MISS SAMPDORIANEWS: Tutti uniti, un solo obiettivo: vincere. Quando Fantantonio dribbla gli avversari...
Dove ero rimasta... alle mie personali aspettative all'arrivo in panchina di Vincenzo Montella, un arrivo tanto sognato, quanto sofferto, ma, proprio per tali ragioni, fonte di superiori soddisfazioni. Serviva tempo, lo sapevamo, la squadra, nonostante agli occhi degli esterni fosse in una situazione tranquilla di classifica, nascondeva gravi carenze sia sul profilo del gioco, che della forma fisica.
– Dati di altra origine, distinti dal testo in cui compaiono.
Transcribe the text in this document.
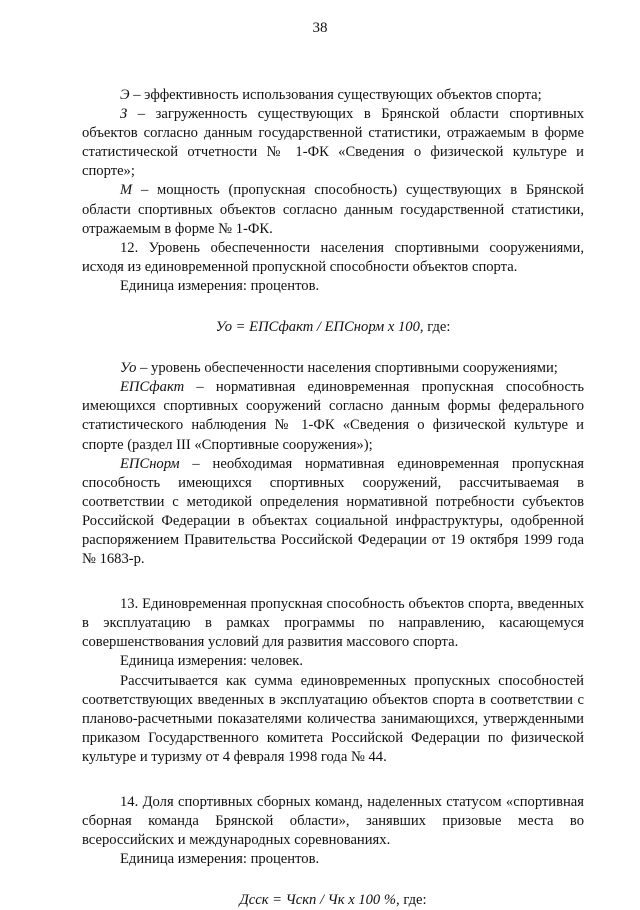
38

Э – эффективность использования существующих объектов спорта;

З – загруженность существующих в Брянской области спортивных объектов согласно данным государственной статистики, отражаемым в форме статистической отчетности № 1-ФК «Сведения о физической культуре и спорте»;

М – мощность (пропускная способность) существующих в Брянской области спортивных объектов согласно данным государственной статистики, отражаемым в форме № 1-ФК.

12. Уровень обеспеченности населения спортивными сооружениями, исходя из единовременной пропускной способности объектов спорта.

Единица измерения: процентов.

Уо = ЕПСфакт / ЕПСнорм х 100, где:

Уо – уровень обеспеченности населения спортивными сооружениями;

ЕПСфакт – нормативная единовременная пропускная способность имеющихся спортивных сооружений согласно данным формы федерального статистического наблюдения № 1-ФК «Сведения о физической культуре и спорте (раздел III «Спортивные сооружения»);

ЕПСнорм – необходимая нормативная единовременная пропускная способность имеющихся спортивных сооружений, рассчитываемая в соответствии с методикой определения нормативной потребности субъектов Российской Федерации в объектах социальной инфраструктуры, одобренной распоряжением Правительства Российской Федерации от 19 октября 1999 года № 1683-р.

13. Единовременная пропускная способность объектов спорта, введенных в эксплуатацию в рамках программы по направлению, касающемуся совершенствования условий для развития массового спорта.

Единица измерения: человек.

Рассчитывается как сумма единовременных пропускных способностей соответствующих введенных в эксплуатацию объектов спорта в соответствии с планово-расчетными показателями количества занимающихся, утвержденными приказом Государственного комитета Российской Федерации по физической культуре и туризму от 4 февраля 1998 года № 44.

14. Доля спортивных сборных команд, наделенных статусом «спортивная сборная команда Брянской области», занявших призовые места во всероссийских и международных соревнованиях.

Единица измерения: процентов.

Дсск = Чскп / Чк х 100 %, где:
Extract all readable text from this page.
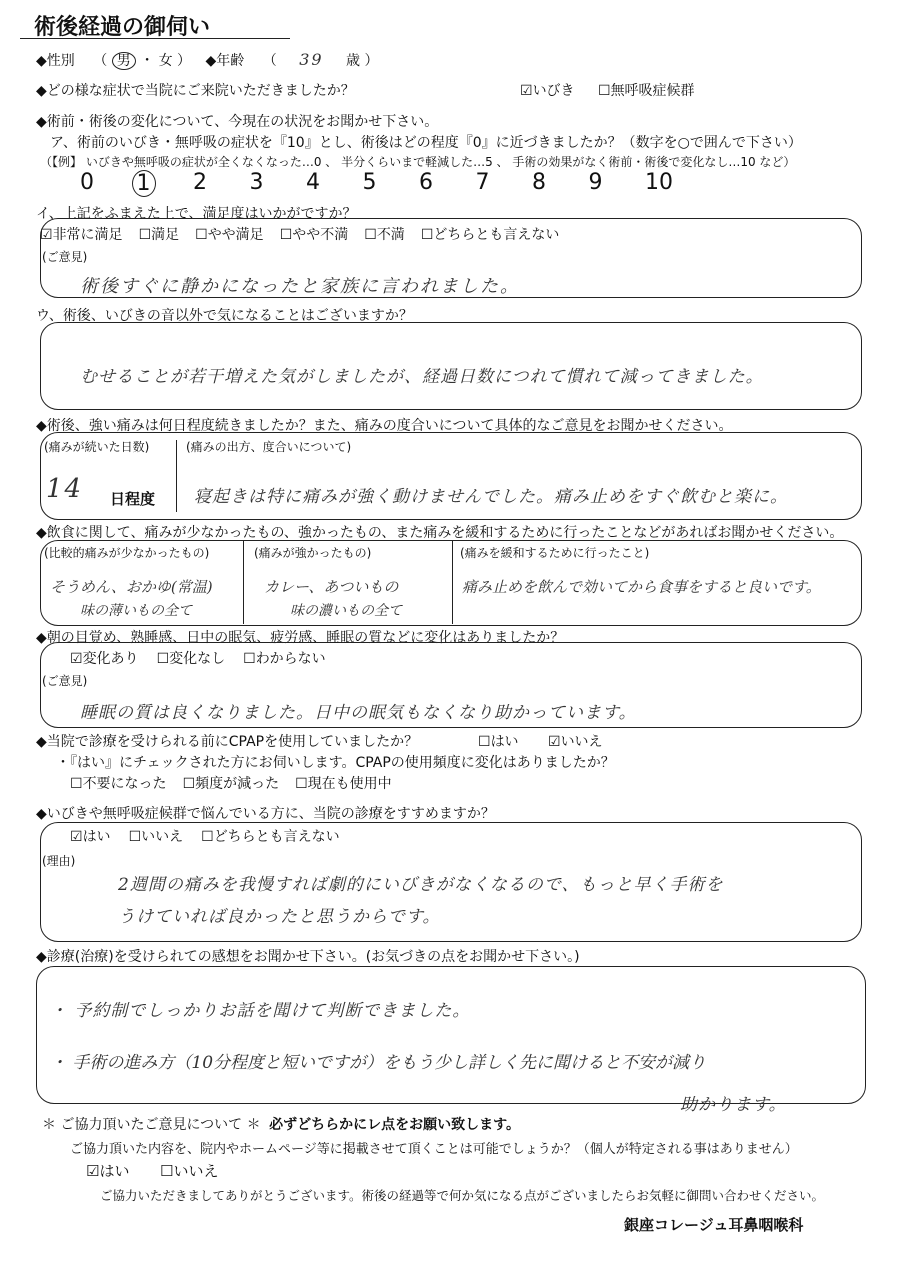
術後経過の御伺い
◆性別 （ 男 ・ 女 ） ◆年齢 （ 39 歳 ）
◆どの様な症状で当院にご来院いただきましたか？ ☑	いびき ☐	無呼吸症候群
◆術前・術後の変化について、今現在の状況をお聞かせ下さい。
ア、術前のいびき・無呼吸の症状を『10』とし、術後はどの程度『0』に近づきましたか？（数字を○で囲んで下さい）
（【例】 いびきや無呼吸の症状が全くなくなった…0 、 半分くらいまで軽減した…5 、 手術の効果がなく術前・術後で変化なし…10 など）
0 1 2 3 4 5 6 7 8 9 10
イ、上記をふまえた上で、満足度はいかがですか？
☑ 非常に満足 ☐ 満足 ☐ やや満足 ☐ やや不満 ☐ 不満 ☐ どちらとも言えない
(ご意見)
術後すぐに静かになったと家族に言われました。
ウ、術後、いびきの音以外で気になることはございますか？
むせることが若干増えた気がしましたが、経過日数につれて慣れて減ってきました。
◆術後、強い痛みは何日程度続きましたか？また、痛みの度合いについて具体的なご意見をお聞かせください。
(痛みが続いた日数)
14 日程度
(痛みの出方、度合いについて)
寝起きは特に痛みが強く動けませんでした。痛み止めをすぐ飲むと楽に。
◆飲食に関して、痛みが少なかったもの、強かったもの、また痛みを緩和するために行ったことなどがあればお聞かせください。
(比較的痛みが少なかったもの)
そうめん、おかゆ(常温)
味の薄いもの全て
(痛みが強かったもの)
カレー、あついもの
味の濃いもの全て
(痛みを緩和するために行ったこと)
痛み止めを飲んで効いてから食事をすると良いです。
◆朝の目覚め、熟睡感、日中の眠気、疲労感、睡眠の質などに変化はありましたか？
☑ 変化あり ☐ 変化なし ☐ わからない
(ご意見)
睡眠の質は良くなりました。日中の眠気もなくなり助かっています。
◆当院で診療を受けられる前にCPAPを使用していましたか？ ☐	はい ☑	いいえ
・『はい』にチェックされた方にお伺いします。CPAPの使用頻度に変化はありましたか？
☐ 不要になった ☐ 頻度が減った ☐ 現在も使用中
◆いびきや無呼吸症候群で悩んでいる方に、当院の診療をすすめますか？
☑ はい ☐ いいえ ☐ どちらとも言えない
(理由)
2週間の痛みを我慢すれば劇的にいびきがなくなるので、もっと早く手術を
うけていれば良かったと思うからです。
◆診療(治療)を受けられての感想をお聞かせ下さい。(お気づきの点をお聞かせ下さい。)
・ 予約制でしっかりお話を聞けて判断できました。
・ 手術の進み方（10分程度と短いですが）をもう少し詳しく先に聞けると不安が減り
助かります。
＊ ご協力頂いたご意見について ＊ 必ずどちらかにレ点をお願い致します。
ご協力頂いた内容を、院内やホームページ等に掲載させて頂くことは可能でしょうか？（個人が特定される事はありません）
☑ はい ☐	いいえ
ご協力いただきましてありがとうございます。術後の経過等で何か気になる点がございましたらお気軽に御問い合わせください。
銀座コレージュ耳鼻咽喉科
E non appena i giocatori più rappresentativi hanno subito un periodo di flessione, ecco che la squadra è finita in una preoccupante involuzione.
Tre sconfitte senza appello, senza cuore né anima, fino al pareggio di Zukanovic all'ultimo secondo all'Olimpico, un punto di incredibile importanza che ha ridato vitalità ad una squadra con il morale sotto i piedi, timorosa dei propri fantasmi. Pazienza per l'eliminazione in Coppa Italia, che rappresenta un grande motivo di rammarico in quanto quest'anno come non mai la strada verso la finale poteva essere davvero super agevolata, ma poi con il Palermo la squadra non ha sbagliato la partita più importante per il presente blucerchiato.
Già dal primo tempo in Coppa Italia con il Milan abbiamo finalmente toccato con mano come i ragazzi stiano riuscendo a calarsi nella mentalità, nella filosofia di gioco di Montella, fraseggi nel breve, palla a terra, impostazione che inizia dai difensori, prolungato possesso palla in attesa della giusta verticalizzazione. Prima di scendere in campo all'Olimpico avrei firmato se qualcuno mi avesse detto che avremmo conquistato 4 punti tra Lazio e Palermo, peraltro senza il nostro uomo migliore, Martins Eder.
Con il Palermo ho potuto finalmente ammirare un Antonio Cassano tornato un valore aggiunto, un fattore, con la sua fantasia, la sua classe, ma non finalizzata a se stessa. Tutto il suo genio accompagnato ad una condizione fisica in crescendo, un grande spirito di sacrificio al servizio della squadra, pressing senza palla per dare fastidio ai difensori. Beh, Fantantonio è davvero sulla strada giusta, con prestazioni simili e ben superiori può davvero aiutare la squadra ad alzare l'ormai famosa asticella.
Il goal di Soriano è metà merito suo, a proposito... l'azione ubriacante di Fantantonio è proprio avvenuta in una zona del campo conosciuta, laddove anni fa fece impazzire la difesa genoana per consegnare su un piatto d'argento l'ennesima palla goal a Christian Maggio in un famosissimo derby della gestione Mazzarri, in quell'occasione Maggio, anche grazie all'involontaria complicità di Lucarelli, gonfiò la rete, facendo letteralmente impazzire la Gradinata Sud. Ed ecco arrivati alla stracittadina. Domani ci aspetta l'ennesima battaglia, i 4 punti in 2 gare e la crisi dei cugini non devono farci abbassare la guardia, noi non siamo ancora completamente guariti e molto spesso i derby vengono conquistati da chi arriva peggio, perchè mette in campo quel valore aggiunto che soltanto la rabbia, la disperazione e una classifica deficitaria possono conoscere.
Quindi domani sera serve una Sampdoria al massimo del proprio potenziale, dovremo combattere su ogni pallone, seguire alla lettera le indicazioni del nostro caro Aeroplanino per toccare il cielo con un dito, restare solidi nelle retrovie, conquistare con grinta il cuore del centrocampo e fornire palloni giocabili ai nostri temuti attaccanti. Non vedo l'ora di rivedere in campo il nostro Martins, quanto ci sei mancato! Fantantonio lo vedo sul pezzo, arriva al derby nel suo momento migliore dell'esperienza bis al Doria, ma l'uomo derby potrebbe anche essere quel Luis Muriel, tanto chiacchierato sul mercato, ma altrettanto intenzionato a restare alla Sampdoria per lasciare il segno nella storia doriana e quale occasione migliore della stracittadina...
Forza ragazzi, conquistiamo la vittoria! Io vi sosterrò sugli spalti con la consueta passione, soffrirò al vostro fianco, sono convinta che usciremo a testa alta dal terreno di gioco, vincerà chi avrà più fame e gli episodi a proprio favore. Possiamo farcela, dobbiamo farcela. Tutti uniti, un solo obiettivo: vincere.